Political circumstances are also different. Mr Tsipras and his Syriza won because the Greek political system melted down: the mainstream political parties tried to govern during the country's latest economic depression, and were discredited as a result.

Spain and Italy have had a similar experience, as have France, Ireland and Portugal, where support for all mainstream politicians is declining. Nevertheless, this is a question of degrees. The state institutions throughout Europe are far more robust than those in Greece, cynicism about politicians is rampant but not as bad as in Greece, and civil servants are far more competent in almost every other European country.

Combat the narrative

BUT ultimately, better-functioning state institutions and stronger political arrangements are not enough to defeat Europe's populists; what mainstream parties need to do is to combat the simplistic narrative which they offer.

It is simply not true that Greece was treated badly by the rest of Europe, or that the country is doing badly because Europeans, led by Germany, foolishly insist that it must repay its huge debts.

The reality is that Greece was given the biggest single financial bailout in the history of humanity, a cool €245 billion (S$375 billion) for a nation which otherwise accounts for less than 1 per cent of Europe's overall economy.

It is also untrue that Greece is ruined by the requirement to repay its debt.
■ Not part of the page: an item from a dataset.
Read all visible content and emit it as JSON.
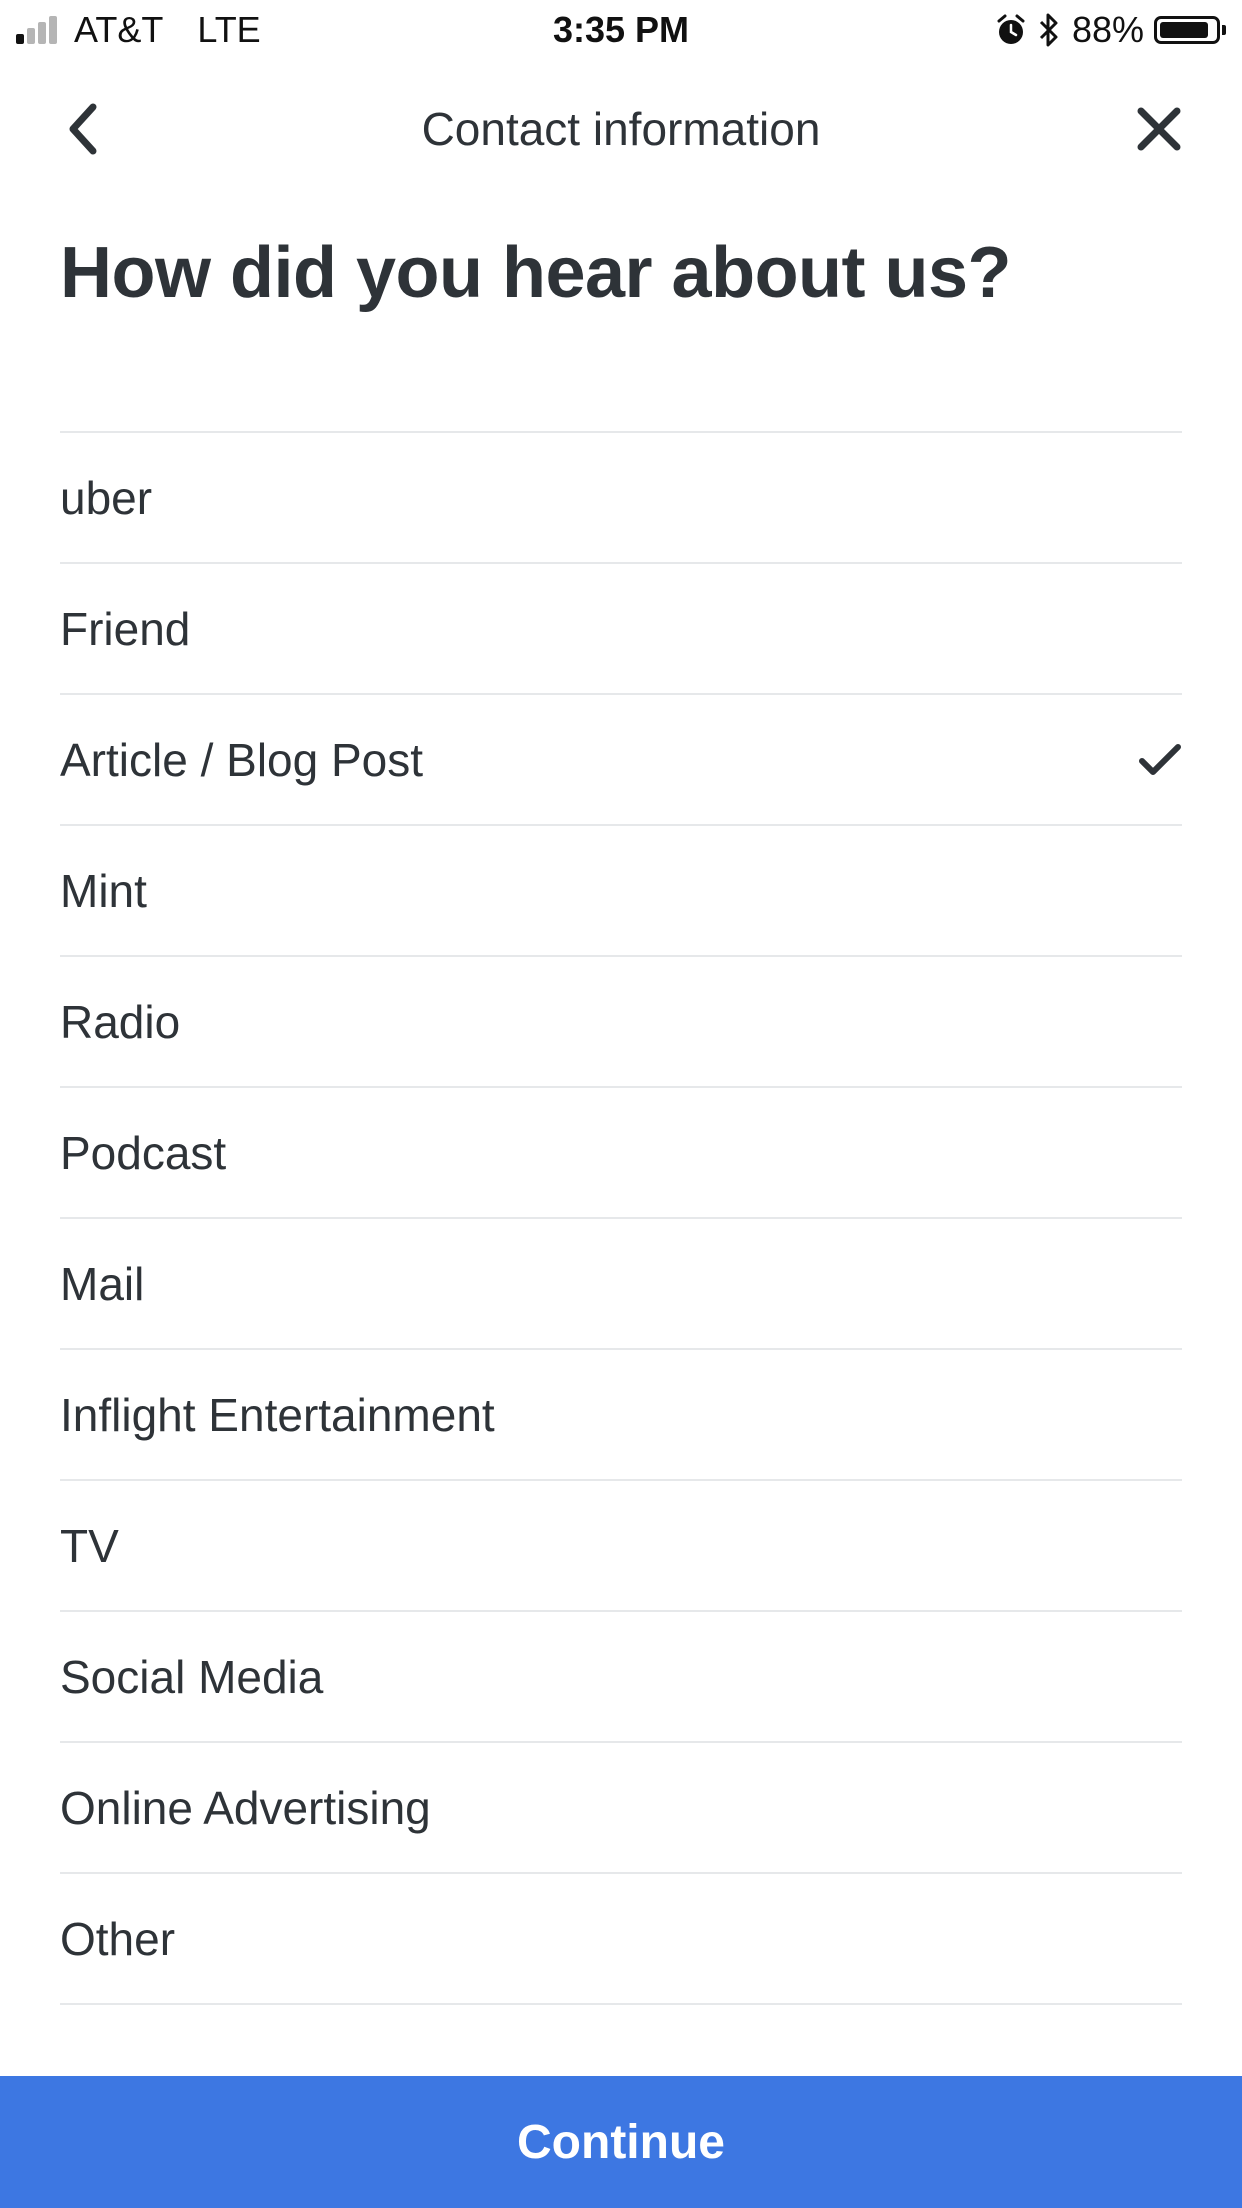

Only 2.6 per cent of the country's GDP goes to debt repayment currently, far less than what Italy or Spain have to repay each year, and about the same amount that France has to pay.
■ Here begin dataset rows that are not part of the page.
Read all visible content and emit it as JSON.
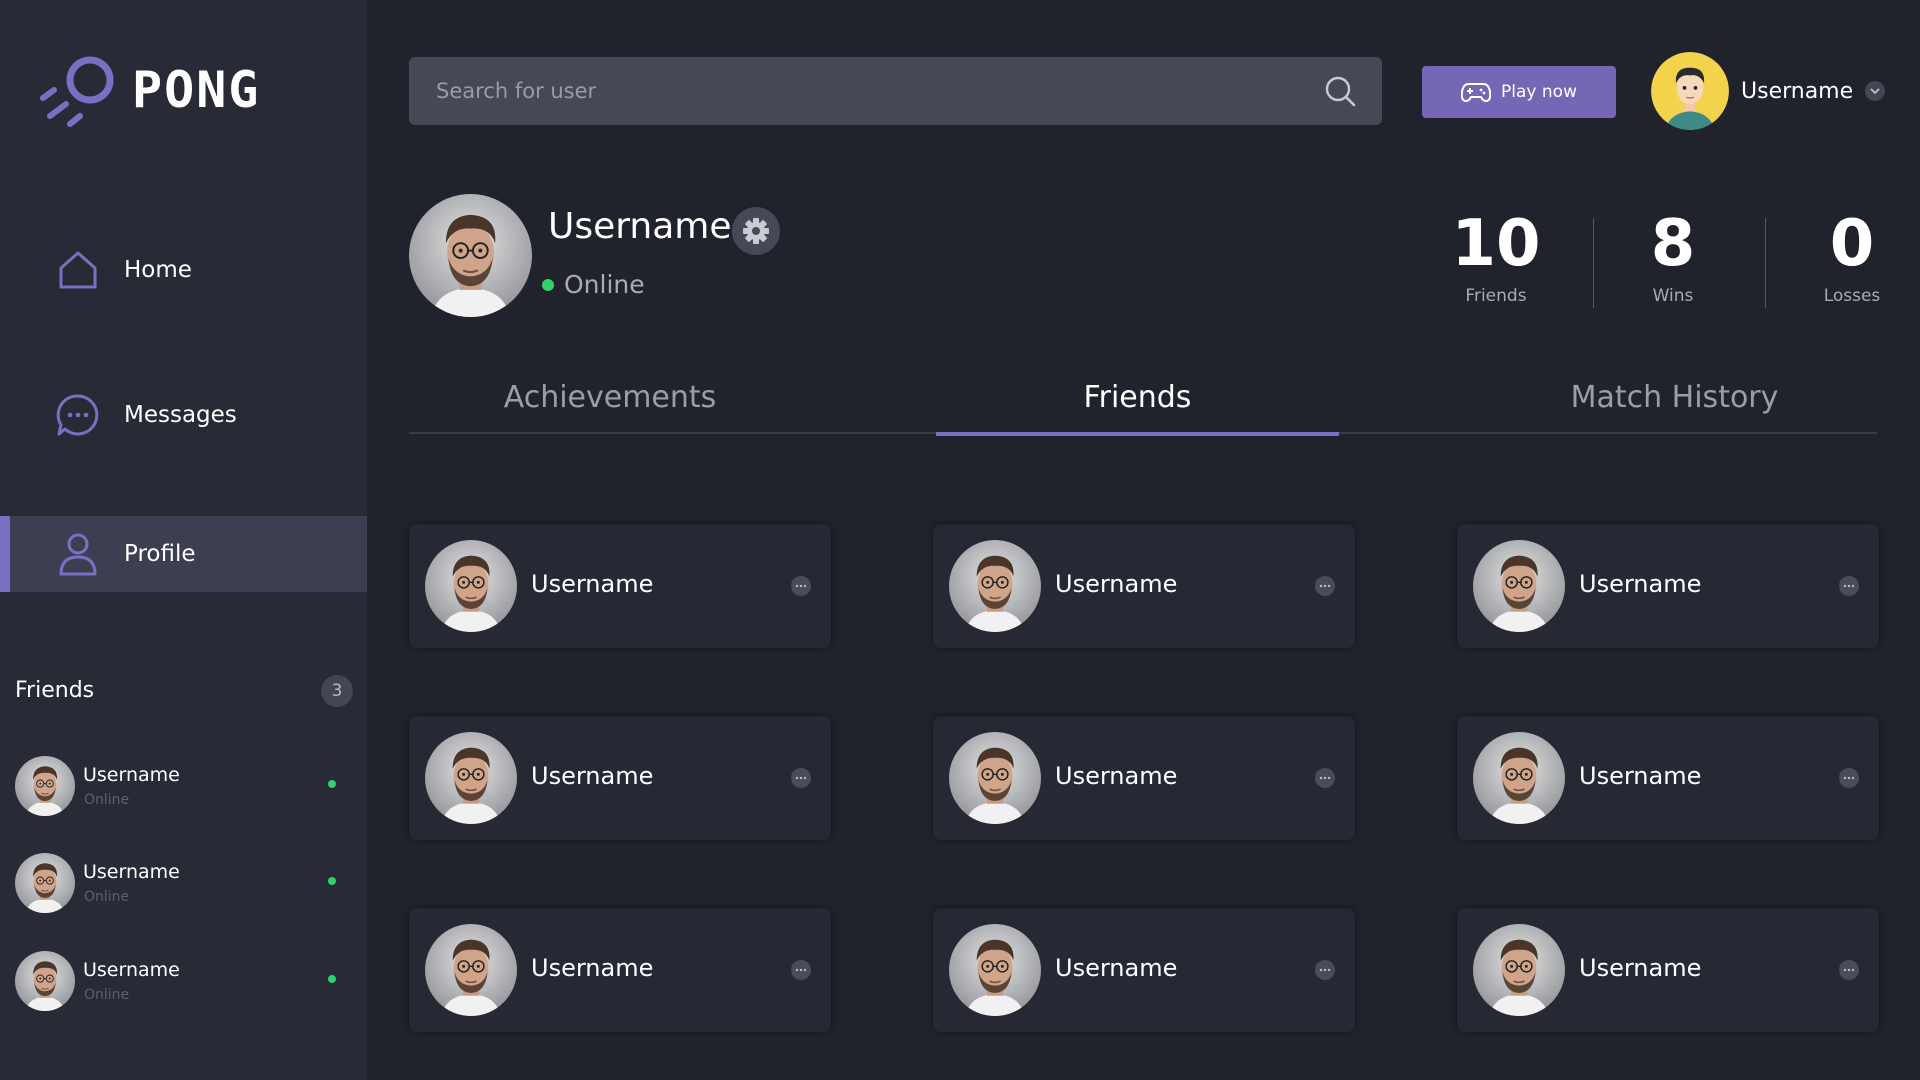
{
  "app": {
    "logo_text": "PONG"
  },
  "sidebar": {
    "nav": [
      {
        "label": "Home",
        "icon": "home-icon"
      },
      {
        "label": "Messages",
        "icon": "chat-bubble-icon"
      },
      {
        "label": "Profile",
        "icon": "user-icon",
        "active": true
      }
    ],
    "friends_heading": "Friends",
    "friends_count": "3",
    "friends": [
      {
        "name": "Username",
        "status": "Online"
      },
      {
        "name": "Username",
        "status": "Online"
      },
      {
        "name": "Username",
        "status": "Online"
      }
    ]
  },
  "header": {
    "search_placeholder": "Search for user",
    "play_label": "Play now",
    "user_name": "Username"
  },
  "profile": {
    "name": "Username",
    "status": "Online",
    "stats": [
      {
        "value": "10",
        "label": "Friends"
      },
      {
        "value": "8",
        "label": "Wins"
      },
      {
        "value": "0",
        "label": "Losses"
      }
    ]
  },
  "tabs": [
    {
      "label": "Achievements"
    },
    {
      "label": "Friends",
      "active": true
    },
    {
      "label": "Match History"
    }
  ],
  "friend_cards": [
    {
      "name": "Username"
    },
    {
      "name": "Username"
    },
    {
      "name": "Username"
    },
    {
      "name": "Username"
    },
    {
      "name": "Username"
    },
    {
      "name": "Username"
    },
    {
      "name": "Username"
    },
    {
      "name": "Username"
    },
    {
      "name": "Username"
    }
  ],
  "colors": {
    "accent": "#7b6fc4",
    "play_button": "#7567b5",
    "online": "#2ed36b",
    "background": "#20222c",
    "sidebar": "#282a36"
  }
}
The reasons the Greeks have suffered - and they have suffered hugely - is because they were badly governed for over a century by a corrupt and incompetent political class, and there is no evidence that the populists who are now in power have any idea how to address these problems.

Prime Minister Tsipras' insistence on wiping the debt slate clean and reversing the sale of state industries only means that the Greek bureaucracy could be allowed to return to its old, rotten ways.

For these reasons - and not in order to be vindictive - European leaders should simply rebuff Greece's demands, and insist that the country should continue to face the consequences of its mismanagement; the story of Greece is not a morality tale, but it is a political tussle of first importance.

In short, the current leaders of Europe still have it in their power to keep Greece as an exception, rather than as a harbinger of a Europe-wide political meltdown.

But time is short, and the continent is still teetering on the edge of disaster.